We begin a bit differently than usual this time. We’re instructed to go around the circle, introduce ourselves, and say how we’re doing. Victor is supposed to start. He looks up, looks around at us, looks back down at his feet. In halting English, he begins, “Well, I’m not doing so good… I just got here and I don’t know…” And then he looks down again while the tears begin to trickle down his face.
A few people smile, shuffle their feet, offer words of support. We move on to the next person. But I just stare at Victor. My heart breaks for this little man in blue coveralls sitting there crying in a room full of strangers.
There can be a lot of moralizing and paternalism in jail. The chaplains, the volunteers, the guards, whoever—everyone has at least some conception that they’re there to do something. We’re there to help straighten these guys out or guide them toward making better choices or reduce their chances of reoffending or teach them life skills or help them find Jesus or whatever. This is all well and good, as far as it goes.
But Victor has me wondering if going into spaces like this is also about simply bearing witness to the pain of another human being.
I don’t know why Victor’s in jail. He might be an addict. He might have made a series of destructive choices. He might have been dealt a bad hand in life—a hand that I might have played far worse if I had been in his shoes. I really have no idea what he’s done or why. I don’t know what he has to do from this point on to turn things around.
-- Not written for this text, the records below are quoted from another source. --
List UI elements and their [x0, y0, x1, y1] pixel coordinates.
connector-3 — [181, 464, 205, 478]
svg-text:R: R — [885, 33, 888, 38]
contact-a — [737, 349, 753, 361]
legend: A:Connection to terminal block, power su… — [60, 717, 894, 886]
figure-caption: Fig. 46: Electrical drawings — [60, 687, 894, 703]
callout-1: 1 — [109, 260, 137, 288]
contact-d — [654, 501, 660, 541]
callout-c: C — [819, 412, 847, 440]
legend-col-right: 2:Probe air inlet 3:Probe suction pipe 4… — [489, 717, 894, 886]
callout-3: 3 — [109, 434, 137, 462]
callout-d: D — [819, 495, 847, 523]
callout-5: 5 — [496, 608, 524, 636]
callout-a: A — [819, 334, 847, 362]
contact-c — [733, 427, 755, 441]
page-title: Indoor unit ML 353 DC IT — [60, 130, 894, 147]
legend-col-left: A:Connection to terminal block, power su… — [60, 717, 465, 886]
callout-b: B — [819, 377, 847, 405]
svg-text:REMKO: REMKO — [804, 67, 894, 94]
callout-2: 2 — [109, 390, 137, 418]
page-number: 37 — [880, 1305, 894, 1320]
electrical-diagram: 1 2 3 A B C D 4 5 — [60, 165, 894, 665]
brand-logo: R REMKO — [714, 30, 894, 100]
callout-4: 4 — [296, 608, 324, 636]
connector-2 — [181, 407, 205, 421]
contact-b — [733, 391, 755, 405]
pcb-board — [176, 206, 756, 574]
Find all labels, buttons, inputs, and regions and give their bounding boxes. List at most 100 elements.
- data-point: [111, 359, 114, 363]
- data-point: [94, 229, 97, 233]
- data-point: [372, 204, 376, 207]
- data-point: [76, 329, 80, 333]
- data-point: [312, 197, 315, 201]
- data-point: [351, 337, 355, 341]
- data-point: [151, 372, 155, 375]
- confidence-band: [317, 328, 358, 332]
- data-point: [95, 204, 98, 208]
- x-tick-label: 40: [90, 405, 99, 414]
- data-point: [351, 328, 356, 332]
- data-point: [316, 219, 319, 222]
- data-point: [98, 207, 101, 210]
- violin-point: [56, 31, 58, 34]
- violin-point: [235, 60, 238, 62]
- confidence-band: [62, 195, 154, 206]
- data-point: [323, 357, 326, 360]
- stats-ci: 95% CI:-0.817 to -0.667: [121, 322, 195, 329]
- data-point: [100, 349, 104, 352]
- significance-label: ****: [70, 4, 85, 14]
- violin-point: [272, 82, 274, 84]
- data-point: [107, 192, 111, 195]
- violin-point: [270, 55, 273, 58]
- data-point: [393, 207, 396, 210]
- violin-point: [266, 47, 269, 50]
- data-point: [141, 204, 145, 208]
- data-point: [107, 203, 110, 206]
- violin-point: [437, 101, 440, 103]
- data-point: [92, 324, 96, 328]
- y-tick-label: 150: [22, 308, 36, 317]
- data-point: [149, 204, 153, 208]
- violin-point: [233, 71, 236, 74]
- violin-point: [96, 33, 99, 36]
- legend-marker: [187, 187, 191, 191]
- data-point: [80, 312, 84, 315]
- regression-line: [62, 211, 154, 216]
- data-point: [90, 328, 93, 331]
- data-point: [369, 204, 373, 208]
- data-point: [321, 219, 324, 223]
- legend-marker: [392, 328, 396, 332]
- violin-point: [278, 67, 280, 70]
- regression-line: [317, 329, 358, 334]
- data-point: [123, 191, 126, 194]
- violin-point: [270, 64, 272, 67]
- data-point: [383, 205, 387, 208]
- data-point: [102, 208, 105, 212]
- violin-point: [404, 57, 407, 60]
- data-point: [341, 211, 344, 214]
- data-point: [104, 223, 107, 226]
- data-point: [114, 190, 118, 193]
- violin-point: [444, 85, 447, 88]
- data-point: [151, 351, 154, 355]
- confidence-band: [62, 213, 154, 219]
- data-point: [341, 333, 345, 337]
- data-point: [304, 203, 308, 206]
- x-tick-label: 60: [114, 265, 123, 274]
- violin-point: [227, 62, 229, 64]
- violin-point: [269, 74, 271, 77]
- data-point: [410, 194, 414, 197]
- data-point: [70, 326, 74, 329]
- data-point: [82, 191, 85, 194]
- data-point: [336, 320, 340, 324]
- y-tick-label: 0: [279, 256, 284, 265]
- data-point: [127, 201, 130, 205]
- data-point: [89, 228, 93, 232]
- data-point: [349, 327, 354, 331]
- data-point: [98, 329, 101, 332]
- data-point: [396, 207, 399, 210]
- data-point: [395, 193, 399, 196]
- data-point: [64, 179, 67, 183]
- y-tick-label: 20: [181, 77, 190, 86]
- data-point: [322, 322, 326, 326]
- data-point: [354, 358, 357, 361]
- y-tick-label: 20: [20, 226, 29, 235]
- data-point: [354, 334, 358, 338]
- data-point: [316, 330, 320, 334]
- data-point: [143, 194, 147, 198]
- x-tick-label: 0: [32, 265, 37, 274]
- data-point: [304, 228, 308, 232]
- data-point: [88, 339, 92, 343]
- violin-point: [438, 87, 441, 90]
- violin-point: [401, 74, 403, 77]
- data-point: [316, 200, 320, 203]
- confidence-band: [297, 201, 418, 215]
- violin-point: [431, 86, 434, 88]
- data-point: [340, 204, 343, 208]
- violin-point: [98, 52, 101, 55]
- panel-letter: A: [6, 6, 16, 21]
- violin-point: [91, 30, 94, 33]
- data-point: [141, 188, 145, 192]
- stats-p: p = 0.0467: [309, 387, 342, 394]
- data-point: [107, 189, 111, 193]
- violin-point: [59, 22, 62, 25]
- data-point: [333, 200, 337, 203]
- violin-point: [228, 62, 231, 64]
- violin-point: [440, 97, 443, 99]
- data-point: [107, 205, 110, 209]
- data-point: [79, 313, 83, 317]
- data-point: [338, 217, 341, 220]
But today, in this moment, he is a human being in pain. He is sad and remorseful and frightened and probably feels very alone. It seems to me that this is the sort of thing that demands to be witnessed.
Later on, we’re reading from the lesson of the day. The chaplain asks for volunteers to read. Victor asks if he can read. He’s not very good at reading out loud, but he’d like to practice his English. He slowly reads a paragraph. He looks up, expecting someone else to take over. But the other guys say, “Nah, man, you’re doing awesome. Keep going!” They’re all quite a bit younger and bigger and tougher looking than Victor, but it’s remarkable to see how quickly they leap to affirm him. It makes me smile. This, too, strikes me as the sort of thing that demands to be witnessed.
Later still, we’re wrapping things up and Victor asks us if we can pray for his mom. She’s losing her memory. Last time he saw her, he had to show her a picture of them together so that she would remember who he was. We pray for Victor and his mom. He says that it’s been good to be here today. He believes that God has forgiven him and he hopes that others will forgive him, too. As we leave, he shakes my hand says that it was good to have somewhere to talk and to listen. He likes it that there’s a place that he doesn’t have to be afraid to cry.
* Victor is obviously not his real name.